Polar Branch-and-Bound Algorithm for Global Non-Convex Optimization in Energy Networks
Ignacio Andres Aravena Solis | 22-FS-013
This work seeks to address two recurrent needs in energy networks: (i) determining whether a network can function under a given (possibly degraded) configuration (feasibility problem) and (ii) finding cost-optimal operating points for given demand and available supply resources (optimality problem). Currently, the available techniques to address these problems are prohibitively expensive, and system operators in practice are left with heuristic approaches with no accuracy guarantees. As an example, cascading failures in power grids can only be simulated up to the point where existing numerical techniques fail, which does not imply a blackout, but rather that the numerical method was started with bad parameters; regardless, it remains undecided whether the network can survive or not. This can cause the impacts of certain events to be overstated and others left unknown, resulting, more importantly, in misguided priorities to protect critical infrastructure against impactful events.

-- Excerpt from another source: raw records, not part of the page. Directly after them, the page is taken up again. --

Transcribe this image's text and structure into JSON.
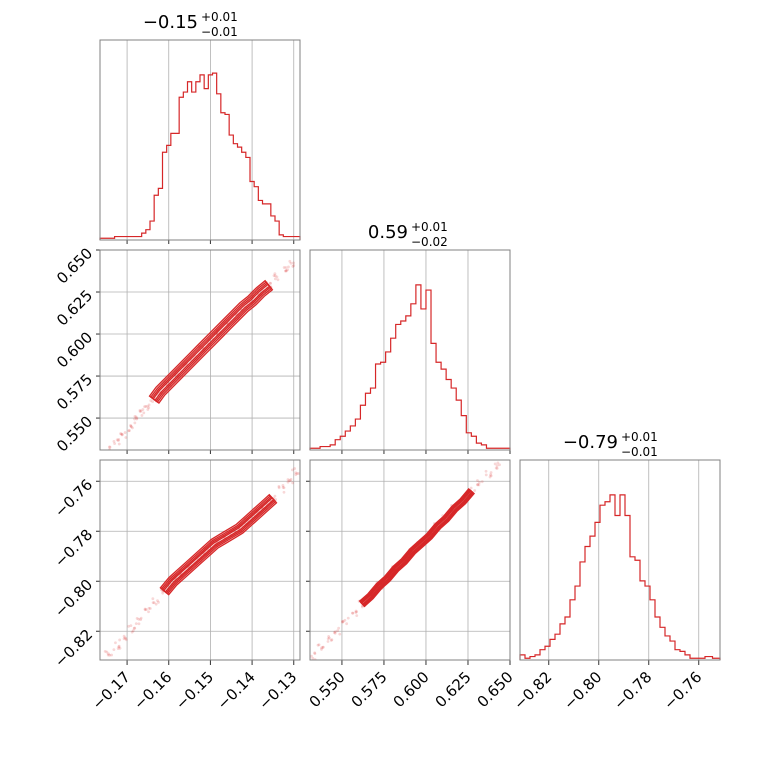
{
  "chart_data": {
    "type": "corner",
    "color": "#d62728",
    "parameters": [
      {
        "title_main": "−0.15",
        "title_plus": "+0.01",
        "title_minus": "−0.01",
        "range": [
          -0.1765,
          -0.1285
        ],
        "ticks": [
          {
            "v": -0.17,
            "label": "−0.17"
          },
          {
            "v": -0.16,
            "label": "−0.16"
          },
          {
            "v": -0.15,
            "label": "−0.15"
          },
          {
            "v": -0.14,
            "label": "−0.14"
          },
          {
            "v": -0.13,
            "label": "−0.13"
          }
        ],
        "hist_edges": [
          -0.1765,
          -0.173,
          -0.1665,
          -0.1655,
          -0.1645,
          -0.1635,
          -0.1625,
          -0.1615,
          -0.1605,
          -0.1595,
          -0.1585,
          -0.1575,
          -0.1565,
          -0.1555,
          -0.1545,
          -0.1535,
          -0.1525,
          -0.1515,
          -0.1505,
          -0.1495,
          -0.1485,
          -0.1475,
          -0.1465,
          -0.1455,
          -0.1445,
          -0.1435,
          -0.1425,
          -0.1415,
          -0.1405,
          -0.1395,
          -0.1385,
          -0.1375,
          -0.1355,
          -0.1345,
          -0.1335,
          -0.1325,
          -0.1305,
          -0.1285
        ],
        "hist_counts": [
          0.01,
          0.02,
          0.04,
          0.06,
          0.11,
          0.26,
          0.3,
          0.51,
          0.55,
          0.62,
          0.62,
          0.83,
          0.86,
          0.92,
          0.86,
          0.92,
          0.96,
          0.88,
          0.96,
          0.97,
          0.85,
          0.74,
          0.73,
          0.61,
          0.56,
          0.54,
          0.51,
          0.48,
          0.34,
          0.31,
          0.23,
          0.21,
          0.14,
          0.11,
          0.03,
          0.02,
          0.02
        ]
      },
      {
        "title_main": "0.59",
        "title_plus": "+0.01",
        "title_minus": "−0.02",
        "range": [
          0.531,
          0.65
        ],
        "ticks": [
          {
            "v": 0.55,
            "label": "0.550"
          },
          {
            "v": 0.575,
            "label": "0.575"
          },
          {
            "v": 0.6,
            "label": "0.600"
          },
          {
            "v": 0.625,
            "label": "0.625"
          },
          {
            "v": 0.65,
            "label": "0.650"
          }
        ],
        "hist_edges": [
          0.531,
          0.534,
          0.537,
          0.54,
          0.543,
          0.546,
          0.549,
          0.552,
          0.555,
          0.558,
          0.561,
          0.564,
          0.567,
          0.57,
          0.573,
          0.576,
          0.579,
          0.582,
          0.585,
          0.588,
          0.591,
          0.594,
          0.597,
          0.6,
          0.603,
          0.606,
          0.609,
          0.612,
          0.615,
          0.618,
          0.621,
          0.624,
          0.627,
          0.63,
          0.633,
          0.636,
          0.639,
          0.65
        ],
        "hist_counts": [
          0.01,
          0.01,
          0.02,
          0.02,
          0.03,
          0.06,
          0.08,
          0.11,
          0.14,
          0.18,
          0.26,
          0.33,
          0.36,
          0.5,
          0.51,
          0.57,
          0.65,
          0.73,
          0.75,
          0.78,
          0.85,
          0.96,
          0.82,
          0.93,
          0.62,
          0.51,
          0.47,
          0.41,
          0.36,
          0.29,
          0.2,
          0.1,
          0.08,
          0.04,
          0.03,
          0.01,
          0.01
        ]
      },
      {
        "title_main": "−0.79",
        "title_plus": "+0.01",
        "title_minus": "−0.01",
        "range": [
          -0.8315,
          -0.7515
        ],
        "ticks": [
          {
            "v": -0.82,
            "label": "−0.82"
          },
          {
            "v": -0.8,
            "label": "−0.80"
          },
          {
            "v": -0.78,
            "label": "−0.78"
          },
          {
            "v": -0.76,
            "label": "−0.76"
          }
        ],
        "hist_edges": [
          -0.8315,
          -0.8295,
          -0.8275,
          -0.8255,
          -0.8235,
          -0.8215,
          -0.8195,
          -0.8175,
          -0.8155,
          -0.8135,
          -0.8115,
          -0.8095,
          -0.8075,
          -0.8055,
          -0.8035,
          -0.8015,
          -0.7995,
          -0.7975,
          -0.7955,
          -0.7935,
          -0.7915,
          -0.7895,
          -0.7875,
          -0.7855,
          -0.7835,
          -0.7815,
          -0.7795,
          -0.7775,
          -0.7755,
          -0.7735,
          -0.7715,
          -0.7695,
          -0.7675,
          -0.7655,
          -0.7635,
          -0.7605,
          -0.7575,
          -0.7545,
          -0.7515
        ],
        "hist_counts": [
          0.03,
          0.01,
          0.02,
          0.03,
          0.06,
          0.08,
          0.12,
          0.15,
          0.21,
          0.25,
          0.35,
          0.43,
          0.57,
          0.66,
          0.72,
          0.8,
          0.9,
          0.92,
          0.96,
          0.84,
          0.96,
          0.84,
          0.6,
          0.58,
          0.46,
          0.43,
          0.35,
          0.25,
          0.19,
          0.14,
          0.11,
          0.06,
          0.05,
          0.03,
          0.01,
          0.01,
          0.02,
          0.01
        ]
      }
    ],
    "scatter_seed_points": {
      "p1_p0": [
        [
          -0.1745,
          0.532
        ],
        [
          -0.1725,
          0.536
        ],
        [
          -0.171,
          0.54
        ],
        [
          -0.1695,
          0.544
        ],
        [
          -0.168,
          0.549
        ],
        [
          -0.1665,
          0.553
        ],
        [
          -0.165,
          0.557
        ],
        [
          -0.1635,
          0.561
        ],
        [
          -0.162,
          0.566
        ],
        [
          -0.16,
          0.571
        ],
        [
          -0.158,
          0.576
        ],
        [
          -0.156,
          0.581
        ],
        [
          -0.154,
          0.586
        ],
        [
          -0.152,
          0.591
        ],
        [
          -0.15,
          0.596
        ],
        [
          -0.148,
          0.601
        ],
        [
          -0.146,
          0.606
        ],
        [
          -0.144,
          0.611
        ],
        [
          -0.142,
          0.616
        ],
        [
          -0.14,
          0.62
        ],
        [
          -0.138,
          0.625
        ],
        [
          -0.136,
          0.629
        ],
        [
          -0.134,
          0.634
        ],
        [
          -0.132,
          0.638
        ],
        [
          -0.1305,
          0.642
        ]
      ],
      "p2_p0": [
        [
          -0.1745,
          -0.829
        ],
        [
          -0.1725,
          -0.826
        ],
        [
          -0.171,
          -0.823
        ],
        [
          -0.169,
          -0.819
        ],
        [
          -0.167,
          -0.816
        ],
        [
          -0.165,
          -0.812
        ],
        [
          -0.163,
          -0.808
        ],
        [
          -0.161,
          -0.804
        ],
        [
          -0.159,
          -0.8
        ],
        [
          -0.157,
          -0.797
        ],
        [
          -0.155,
          -0.794
        ],
        [
          -0.153,
          -0.791
        ],
        [
          -0.151,
          -0.788
        ],
        [
          -0.149,
          -0.785
        ],
        [
          -0.147,
          -0.783
        ],
        [
          -0.145,
          -0.781
        ],
        [
          -0.143,
          -0.779
        ],
        [
          -0.141,
          -0.776
        ],
        [
          -0.139,
          -0.773
        ],
        [
          -0.137,
          -0.77
        ],
        [
          -0.135,
          -0.767
        ],
        [
          -0.133,
          -0.763
        ],
        [
          -0.131,
          -0.76
        ],
        [
          -0.1295,
          -0.756
        ]
      ],
      "p2_p1": [
        [
          0.532,
          -0.83
        ],
        [
          0.537,
          -0.826
        ],
        [
          0.542,
          -0.823
        ],
        [
          0.547,
          -0.82
        ],
        [
          0.552,
          -0.816
        ],
        [
          0.557,
          -0.813
        ],
        [
          0.562,
          -0.809
        ],
        [
          0.567,
          -0.806
        ],
        [
          0.572,
          -0.802
        ],
        [
          0.577,
          -0.799
        ],
        [
          0.582,
          -0.795
        ],
        [
          0.587,
          -0.792
        ],
        [
          0.592,
          -0.788
        ],
        [
          0.597,
          -0.785
        ],
        [
          0.602,
          -0.782
        ],
        [
          0.607,
          -0.778
        ],
        [
          0.612,
          -0.775
        ],
        [
          0.617,
          -0.771
        ],
        [
          0.622,
          -0.768
        ],
        [
          0.627,
          -0.764
        ],
        [
          0.632,
          -0.761
        ],
        [
          0.637,
          -0.757
        ],
        [
          0.642,
          -0.754
        ]
      ]
    }
  }
}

To prevent these shortcomings, our work developed a new global-solution approach for these problems that is also applicable to other feasibility and optimality problems with the same characteristics. The developed approach exploits elliptical structure in these problems to perform an efficient progressive adaptive partition of the search space, where each subdomain is either evaluated or discarded based on provable criteria, resulting in a proof that no solution exists or a global solution. The team developed extensions of the technique for conic structures and higher dimensions beyond the plane, greatly expanding the applicability of the approach to other problems. Test instances have shown that the proposed methodology can reduce the computational effort of solving these types of problems by a factor of four, compared with existing range (rectangular) partition approaches, and solve synthetic instances of power flow (feasibility) and optimal power flow (optimality). This provides positive evidence that our approach, in combination with existing techniques of different natures, can compute feasibility and optimality certificates in practical time frames for offline studies, where they are mostly required.
This feasibility study marks the first step towards a practical global-solution approach for determining the operability and maximum efficiency of critical infrastructure, which results are key in achieving climate and energy resilience, as well as ensuring energy and resource security against adversaries. The resulting tools from this project will continue to be developed in support of multiple applications in E-program as we develop science and technology tools and capabilities around the core idea studied in the project to meet future national security challenges.